Not much happens in the early chapters, especially to young Miss Lucy Snowe, so most of what we covered last night had to do with the friendship between 16-year-old Graham and strange little six-year-old Polly, Lucy Snow serving only as observer and narrator. Today, however, I am got past (there! that sounds 19th-century, doesn't it?) Lucy's time with Mrs. Bretton and her subsequent post with Miss Marchmont, and she is crossing the Channel, with no destination in mind beyond that of the boat that carries her. Suddenly, with no home and no definite prospects, she is full of life! Between Miss Marchmont and the Channel, there was London, where Lucy stayed only briefly but long enough, it seems, to thaw from her cold, buttoned-up former self:
"Having breakfasted, out I went. Elation and pleasure were in my heart: to walk alone in London seemed of itself an adventure. Presently I found myself in Paternoster-row [here a footnote at the bottom of the page reads: ‘The street in London, north of St. Paul's Cathedral, famous in CB's day for its publishers' and booksellers' shops. The Chapter Coffee House, where the Brontës usually stayed on their rare visits to London, was situated in this street.'] -- classic ground this. I entered a bookseller's shop, kept by one Jones; I bought a little book -- a piece of extravagance I could ill afford; but I thought I would one day give or send it to Mrs. Barrett. Mr. Jones, a dried-in man of business, stood behind his desk; he seemed one of the greatest, and I one of the happiest, of beings." - Charlotte Brontë, Villette
Naturally, I love it that Lucy's first day of adventure and excitement took her to a bookshop!

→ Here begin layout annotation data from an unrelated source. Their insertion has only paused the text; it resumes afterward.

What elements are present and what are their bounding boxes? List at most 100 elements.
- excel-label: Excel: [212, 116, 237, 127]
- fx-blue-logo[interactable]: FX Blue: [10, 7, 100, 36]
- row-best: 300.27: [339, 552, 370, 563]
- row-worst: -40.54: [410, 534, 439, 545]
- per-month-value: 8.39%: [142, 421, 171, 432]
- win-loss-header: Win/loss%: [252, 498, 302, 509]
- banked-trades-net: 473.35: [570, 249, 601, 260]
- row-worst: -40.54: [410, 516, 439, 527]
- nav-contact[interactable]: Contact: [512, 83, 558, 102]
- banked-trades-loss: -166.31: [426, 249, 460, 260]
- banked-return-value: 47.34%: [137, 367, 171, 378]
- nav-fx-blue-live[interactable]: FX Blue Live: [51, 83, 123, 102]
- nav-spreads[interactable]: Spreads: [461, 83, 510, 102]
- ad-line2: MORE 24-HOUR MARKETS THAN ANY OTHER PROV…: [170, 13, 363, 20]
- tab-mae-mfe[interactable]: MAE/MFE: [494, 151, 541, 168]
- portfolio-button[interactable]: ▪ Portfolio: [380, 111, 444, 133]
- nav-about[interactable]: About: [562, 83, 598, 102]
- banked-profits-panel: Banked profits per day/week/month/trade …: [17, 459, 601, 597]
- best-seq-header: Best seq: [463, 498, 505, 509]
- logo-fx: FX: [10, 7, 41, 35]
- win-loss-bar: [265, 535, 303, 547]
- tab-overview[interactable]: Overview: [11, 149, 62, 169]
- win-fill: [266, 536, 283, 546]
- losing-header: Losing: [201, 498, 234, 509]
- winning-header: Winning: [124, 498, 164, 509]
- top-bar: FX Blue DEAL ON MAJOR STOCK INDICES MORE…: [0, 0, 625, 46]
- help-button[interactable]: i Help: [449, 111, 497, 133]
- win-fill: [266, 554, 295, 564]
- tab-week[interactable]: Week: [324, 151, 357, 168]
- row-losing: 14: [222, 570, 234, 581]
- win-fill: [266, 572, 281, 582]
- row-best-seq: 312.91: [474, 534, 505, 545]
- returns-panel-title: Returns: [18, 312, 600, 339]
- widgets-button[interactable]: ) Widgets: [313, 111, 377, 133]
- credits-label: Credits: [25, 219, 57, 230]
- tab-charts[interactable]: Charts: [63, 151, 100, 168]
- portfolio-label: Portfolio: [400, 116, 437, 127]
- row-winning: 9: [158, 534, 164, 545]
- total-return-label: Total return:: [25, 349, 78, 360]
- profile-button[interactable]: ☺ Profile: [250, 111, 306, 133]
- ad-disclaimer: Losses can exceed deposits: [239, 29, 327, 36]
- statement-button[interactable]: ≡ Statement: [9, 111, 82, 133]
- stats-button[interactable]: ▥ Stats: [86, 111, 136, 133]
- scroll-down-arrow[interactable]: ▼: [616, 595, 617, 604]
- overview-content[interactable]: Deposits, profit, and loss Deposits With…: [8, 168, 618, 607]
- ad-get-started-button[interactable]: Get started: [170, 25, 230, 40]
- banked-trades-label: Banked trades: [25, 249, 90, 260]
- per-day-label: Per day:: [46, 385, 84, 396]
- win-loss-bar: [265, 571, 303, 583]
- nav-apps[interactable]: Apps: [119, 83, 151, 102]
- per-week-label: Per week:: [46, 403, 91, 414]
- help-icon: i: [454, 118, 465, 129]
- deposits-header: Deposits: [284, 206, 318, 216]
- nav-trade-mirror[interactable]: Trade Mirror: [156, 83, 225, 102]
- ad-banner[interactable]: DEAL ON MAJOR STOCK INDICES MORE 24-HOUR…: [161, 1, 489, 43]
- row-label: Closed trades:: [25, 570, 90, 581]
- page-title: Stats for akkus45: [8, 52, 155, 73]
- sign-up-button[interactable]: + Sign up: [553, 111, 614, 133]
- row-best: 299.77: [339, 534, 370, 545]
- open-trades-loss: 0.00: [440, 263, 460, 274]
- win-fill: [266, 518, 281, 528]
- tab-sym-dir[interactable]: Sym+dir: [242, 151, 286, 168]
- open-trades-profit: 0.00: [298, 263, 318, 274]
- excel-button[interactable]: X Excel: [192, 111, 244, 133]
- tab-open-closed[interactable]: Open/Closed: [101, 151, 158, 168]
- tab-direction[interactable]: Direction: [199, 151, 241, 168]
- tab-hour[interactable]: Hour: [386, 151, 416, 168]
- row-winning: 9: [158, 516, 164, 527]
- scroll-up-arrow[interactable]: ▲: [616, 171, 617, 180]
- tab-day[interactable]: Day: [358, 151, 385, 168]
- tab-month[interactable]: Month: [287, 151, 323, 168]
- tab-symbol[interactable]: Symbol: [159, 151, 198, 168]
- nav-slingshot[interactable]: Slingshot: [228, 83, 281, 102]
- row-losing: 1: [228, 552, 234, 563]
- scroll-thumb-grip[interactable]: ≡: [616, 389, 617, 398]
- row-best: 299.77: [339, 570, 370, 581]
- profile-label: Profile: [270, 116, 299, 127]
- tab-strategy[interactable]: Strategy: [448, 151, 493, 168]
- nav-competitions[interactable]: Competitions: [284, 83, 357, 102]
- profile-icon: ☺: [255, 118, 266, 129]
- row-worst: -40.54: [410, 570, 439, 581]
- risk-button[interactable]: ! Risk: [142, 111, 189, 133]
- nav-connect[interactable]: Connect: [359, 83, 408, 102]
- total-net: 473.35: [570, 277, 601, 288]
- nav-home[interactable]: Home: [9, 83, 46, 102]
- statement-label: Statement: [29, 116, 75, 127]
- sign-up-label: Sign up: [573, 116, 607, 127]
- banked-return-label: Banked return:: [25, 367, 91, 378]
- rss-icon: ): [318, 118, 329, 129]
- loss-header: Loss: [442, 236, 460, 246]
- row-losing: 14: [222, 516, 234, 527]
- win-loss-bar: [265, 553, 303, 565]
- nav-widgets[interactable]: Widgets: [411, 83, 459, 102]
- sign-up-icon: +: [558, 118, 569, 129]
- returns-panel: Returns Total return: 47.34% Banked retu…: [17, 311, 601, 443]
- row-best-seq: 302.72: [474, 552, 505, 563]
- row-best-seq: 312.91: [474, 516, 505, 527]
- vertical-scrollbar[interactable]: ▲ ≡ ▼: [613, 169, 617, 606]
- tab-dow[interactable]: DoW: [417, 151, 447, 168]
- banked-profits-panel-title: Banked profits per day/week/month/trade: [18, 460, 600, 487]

Here at home, we have breakfasted, talked to a friend in Florida, dusted and vacuumed, put laundry in process, and I have homemade applesauce simmering in a double-boiler. There is music on the radio. Sarah is on the porch, watching for squirrels. (If her friend Kona comes visiting, I'll go outdoors with them and supervise a play-time.) We're all enjoying our day at home.
I do need to get out to the garden yet this afternoon to plant chard seeds, my variation (it will be experimental) on the early winter planting of spinach recommended to me by a friend for an early spring crop. -- I forgot to say that there is snow on the ground! Just enough to make the deer-hunters happy, I'm sure, and to lighten the atmospheric effects of a cold, damp, cloudy day, not too much to prevent my planting.